Erwerbsschaden kann richterlich geschätzt werden

BGH: Erwerbsschaden kann richterlich geschätzt werden

BGH, Urteil vom 09.11.2010, Az.: VI ZR 300/ 08

Der Bundesgerichtshof (BGH) hat entschieden, dass die für die Beurteilung des Erwerbsschadens erforderliche Prognose der hypothetischen Einkommensentwicklung nach einem Unfall vom Tatrichter nach § 252 S. 2 BGB und § 287 ZPO geschätzt werden kann, soweit der Geschädigte dafür möglichst konkrete Anhaltspunkte vorträgt (BGH, Urteil vom 09.11.2010, Az.: VI ZR 300/ 08).

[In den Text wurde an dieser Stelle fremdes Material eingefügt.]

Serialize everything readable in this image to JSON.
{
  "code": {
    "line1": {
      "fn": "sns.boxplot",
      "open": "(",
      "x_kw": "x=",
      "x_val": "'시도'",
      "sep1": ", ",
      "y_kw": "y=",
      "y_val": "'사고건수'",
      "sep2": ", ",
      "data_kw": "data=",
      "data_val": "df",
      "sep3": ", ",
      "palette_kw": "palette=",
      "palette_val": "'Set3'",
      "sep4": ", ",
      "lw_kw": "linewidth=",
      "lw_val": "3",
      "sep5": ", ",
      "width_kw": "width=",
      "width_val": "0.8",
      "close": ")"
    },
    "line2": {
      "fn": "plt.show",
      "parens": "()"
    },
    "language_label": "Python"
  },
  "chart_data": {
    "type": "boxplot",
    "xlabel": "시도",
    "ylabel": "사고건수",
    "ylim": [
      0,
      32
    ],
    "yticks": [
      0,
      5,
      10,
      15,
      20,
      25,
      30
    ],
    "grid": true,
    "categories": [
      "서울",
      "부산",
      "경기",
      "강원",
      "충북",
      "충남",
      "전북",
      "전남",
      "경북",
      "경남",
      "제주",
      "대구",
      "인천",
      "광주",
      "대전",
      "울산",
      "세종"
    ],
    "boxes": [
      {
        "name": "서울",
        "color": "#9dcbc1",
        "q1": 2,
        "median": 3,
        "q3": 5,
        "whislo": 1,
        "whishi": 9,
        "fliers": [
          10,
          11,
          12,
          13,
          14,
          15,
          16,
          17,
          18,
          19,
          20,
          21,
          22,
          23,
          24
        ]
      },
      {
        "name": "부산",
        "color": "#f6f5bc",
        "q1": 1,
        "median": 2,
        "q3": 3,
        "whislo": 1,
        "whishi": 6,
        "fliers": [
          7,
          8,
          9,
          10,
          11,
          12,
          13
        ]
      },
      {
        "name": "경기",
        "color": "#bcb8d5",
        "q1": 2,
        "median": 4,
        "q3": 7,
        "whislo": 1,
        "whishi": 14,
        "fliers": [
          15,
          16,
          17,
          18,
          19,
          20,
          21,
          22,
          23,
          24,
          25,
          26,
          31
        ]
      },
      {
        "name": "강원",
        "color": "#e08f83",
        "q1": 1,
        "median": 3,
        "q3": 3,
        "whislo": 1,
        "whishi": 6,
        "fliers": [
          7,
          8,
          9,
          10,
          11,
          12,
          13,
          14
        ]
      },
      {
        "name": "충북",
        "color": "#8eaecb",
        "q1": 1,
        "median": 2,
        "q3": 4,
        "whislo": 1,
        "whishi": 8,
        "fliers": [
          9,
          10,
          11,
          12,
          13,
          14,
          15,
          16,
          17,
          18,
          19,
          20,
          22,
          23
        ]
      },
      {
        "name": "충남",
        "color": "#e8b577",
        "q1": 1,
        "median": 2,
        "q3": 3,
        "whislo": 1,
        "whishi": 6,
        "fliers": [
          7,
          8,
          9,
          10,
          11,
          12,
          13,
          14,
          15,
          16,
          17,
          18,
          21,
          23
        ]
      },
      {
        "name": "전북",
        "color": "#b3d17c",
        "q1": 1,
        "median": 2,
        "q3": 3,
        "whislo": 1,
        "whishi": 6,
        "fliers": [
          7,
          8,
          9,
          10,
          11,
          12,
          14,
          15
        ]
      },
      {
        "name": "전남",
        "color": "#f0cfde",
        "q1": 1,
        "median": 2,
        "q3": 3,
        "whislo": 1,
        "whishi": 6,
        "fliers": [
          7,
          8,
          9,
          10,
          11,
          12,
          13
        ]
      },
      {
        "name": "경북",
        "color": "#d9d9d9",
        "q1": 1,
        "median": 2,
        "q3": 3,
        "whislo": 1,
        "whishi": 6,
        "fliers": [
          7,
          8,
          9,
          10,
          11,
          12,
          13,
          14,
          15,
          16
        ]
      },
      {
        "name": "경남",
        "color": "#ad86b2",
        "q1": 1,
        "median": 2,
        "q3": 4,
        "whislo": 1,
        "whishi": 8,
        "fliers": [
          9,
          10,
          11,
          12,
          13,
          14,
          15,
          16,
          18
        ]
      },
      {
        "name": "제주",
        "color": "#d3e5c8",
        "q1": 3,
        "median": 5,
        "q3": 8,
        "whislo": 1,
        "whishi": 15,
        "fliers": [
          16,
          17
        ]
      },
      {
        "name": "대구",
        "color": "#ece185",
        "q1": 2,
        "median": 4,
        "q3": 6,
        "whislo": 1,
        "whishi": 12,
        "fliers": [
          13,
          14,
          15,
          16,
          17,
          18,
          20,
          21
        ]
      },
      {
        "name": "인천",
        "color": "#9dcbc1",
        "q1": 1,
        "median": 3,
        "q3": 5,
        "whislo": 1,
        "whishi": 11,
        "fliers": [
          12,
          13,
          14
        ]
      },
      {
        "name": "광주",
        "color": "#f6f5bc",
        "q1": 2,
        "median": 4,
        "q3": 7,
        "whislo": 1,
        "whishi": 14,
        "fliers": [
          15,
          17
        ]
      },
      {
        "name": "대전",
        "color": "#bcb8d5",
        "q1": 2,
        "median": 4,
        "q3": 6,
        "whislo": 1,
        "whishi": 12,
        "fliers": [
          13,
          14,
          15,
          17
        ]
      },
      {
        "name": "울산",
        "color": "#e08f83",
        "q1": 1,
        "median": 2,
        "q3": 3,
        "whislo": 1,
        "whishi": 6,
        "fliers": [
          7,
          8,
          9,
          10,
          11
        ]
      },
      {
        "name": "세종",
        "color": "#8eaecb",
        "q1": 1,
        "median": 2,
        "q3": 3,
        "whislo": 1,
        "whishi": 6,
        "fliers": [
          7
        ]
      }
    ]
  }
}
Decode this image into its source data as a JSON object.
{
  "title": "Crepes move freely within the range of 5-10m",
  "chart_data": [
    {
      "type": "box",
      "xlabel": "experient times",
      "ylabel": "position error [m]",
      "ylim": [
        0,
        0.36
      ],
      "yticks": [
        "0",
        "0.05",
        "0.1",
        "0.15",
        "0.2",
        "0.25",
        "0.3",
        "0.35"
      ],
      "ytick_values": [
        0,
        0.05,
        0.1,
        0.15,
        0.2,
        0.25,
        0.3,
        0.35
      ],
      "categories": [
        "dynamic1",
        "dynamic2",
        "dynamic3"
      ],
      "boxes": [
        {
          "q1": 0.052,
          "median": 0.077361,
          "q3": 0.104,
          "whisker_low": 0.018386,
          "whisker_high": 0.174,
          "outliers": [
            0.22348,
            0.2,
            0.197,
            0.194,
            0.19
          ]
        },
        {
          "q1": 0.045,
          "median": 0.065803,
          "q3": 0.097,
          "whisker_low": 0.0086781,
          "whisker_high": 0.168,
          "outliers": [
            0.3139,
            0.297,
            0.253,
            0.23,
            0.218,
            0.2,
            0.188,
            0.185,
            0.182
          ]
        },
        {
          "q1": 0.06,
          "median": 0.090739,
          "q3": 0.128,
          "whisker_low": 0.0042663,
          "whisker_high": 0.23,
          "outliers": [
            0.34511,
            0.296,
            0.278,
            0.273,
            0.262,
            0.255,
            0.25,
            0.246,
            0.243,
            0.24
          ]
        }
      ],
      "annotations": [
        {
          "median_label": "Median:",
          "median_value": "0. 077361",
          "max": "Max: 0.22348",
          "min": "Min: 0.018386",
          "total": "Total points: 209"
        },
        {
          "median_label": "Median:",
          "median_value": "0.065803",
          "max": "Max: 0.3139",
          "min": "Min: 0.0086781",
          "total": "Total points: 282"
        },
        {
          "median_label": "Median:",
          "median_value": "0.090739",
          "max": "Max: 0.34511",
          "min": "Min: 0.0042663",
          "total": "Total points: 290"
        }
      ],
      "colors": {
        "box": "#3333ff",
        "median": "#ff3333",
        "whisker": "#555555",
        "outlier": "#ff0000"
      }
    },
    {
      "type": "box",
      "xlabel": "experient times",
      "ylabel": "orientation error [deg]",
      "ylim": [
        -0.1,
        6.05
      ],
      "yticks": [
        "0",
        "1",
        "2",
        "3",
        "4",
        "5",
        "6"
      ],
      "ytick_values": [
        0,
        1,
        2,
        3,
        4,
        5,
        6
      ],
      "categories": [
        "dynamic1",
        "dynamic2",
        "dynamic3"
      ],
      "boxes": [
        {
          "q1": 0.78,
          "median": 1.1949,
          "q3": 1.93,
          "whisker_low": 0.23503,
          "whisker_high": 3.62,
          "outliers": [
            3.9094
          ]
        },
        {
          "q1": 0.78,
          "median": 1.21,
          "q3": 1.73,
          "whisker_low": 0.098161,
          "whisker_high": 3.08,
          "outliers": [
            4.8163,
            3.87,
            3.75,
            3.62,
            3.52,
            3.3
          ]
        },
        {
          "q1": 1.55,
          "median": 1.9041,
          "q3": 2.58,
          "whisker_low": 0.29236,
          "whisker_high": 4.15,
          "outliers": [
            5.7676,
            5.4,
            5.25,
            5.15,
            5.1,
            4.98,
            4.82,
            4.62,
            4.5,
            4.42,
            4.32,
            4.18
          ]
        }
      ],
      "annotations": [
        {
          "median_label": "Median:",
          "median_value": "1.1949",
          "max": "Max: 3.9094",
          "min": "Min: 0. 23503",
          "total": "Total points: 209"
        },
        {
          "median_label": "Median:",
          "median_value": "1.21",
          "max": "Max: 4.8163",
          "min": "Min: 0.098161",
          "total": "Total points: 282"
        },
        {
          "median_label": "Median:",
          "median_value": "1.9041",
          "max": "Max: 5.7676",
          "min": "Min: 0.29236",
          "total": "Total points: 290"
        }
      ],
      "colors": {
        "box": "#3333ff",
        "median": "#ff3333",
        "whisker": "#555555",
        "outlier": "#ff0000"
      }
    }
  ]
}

Der BGH hat insofern ein Urteil des Oberlandesgerichts Frankfurt auf die Revision der Beklagten aufgehoben, als der Klägerin eine monatliche Verdienstausfallrente von € 2.680 ab 01.01.2006 und eine Mehrbedarfsrente von € 173,33 über den 30.09.2025 hinaus abzüglich bereits gezahlter € 42.085 zuerkannt worden sind. Diesbezüglich hat der BGH die Sache zur erneuten Entscheidung, auch über die Verfahrenskosten, an das Berufungsgericht zurückverwiesen. Die Klägerin hatte die Beklagte zu 1 als Haftpflichtversicherer eines Zugfahrzeugs und die Beklagte zu 2 als Tierhalterin auf Ersatz von Verdienstausfallschaden in Anspruch genommen. Die Klägerin half am 30.07.1999 beim Verladen eines Pferds auf einen Anhänger mit Zugfahrzeug. Beim Verladen riss sich das Pferd los und trat der Klägerin in den Bauch. Dabei erlitt sie schwerste Verletzungen, die sie dauerhaft arbeitsunfähig und zur Bezieherin einer Erwerbsunfähigkeitsrente werden ließ. Ihre Klage auf Anerkennung des Unfalls als Arbeitsunfall wurde im sozialgerichtlichen Verfahren abgewiesen.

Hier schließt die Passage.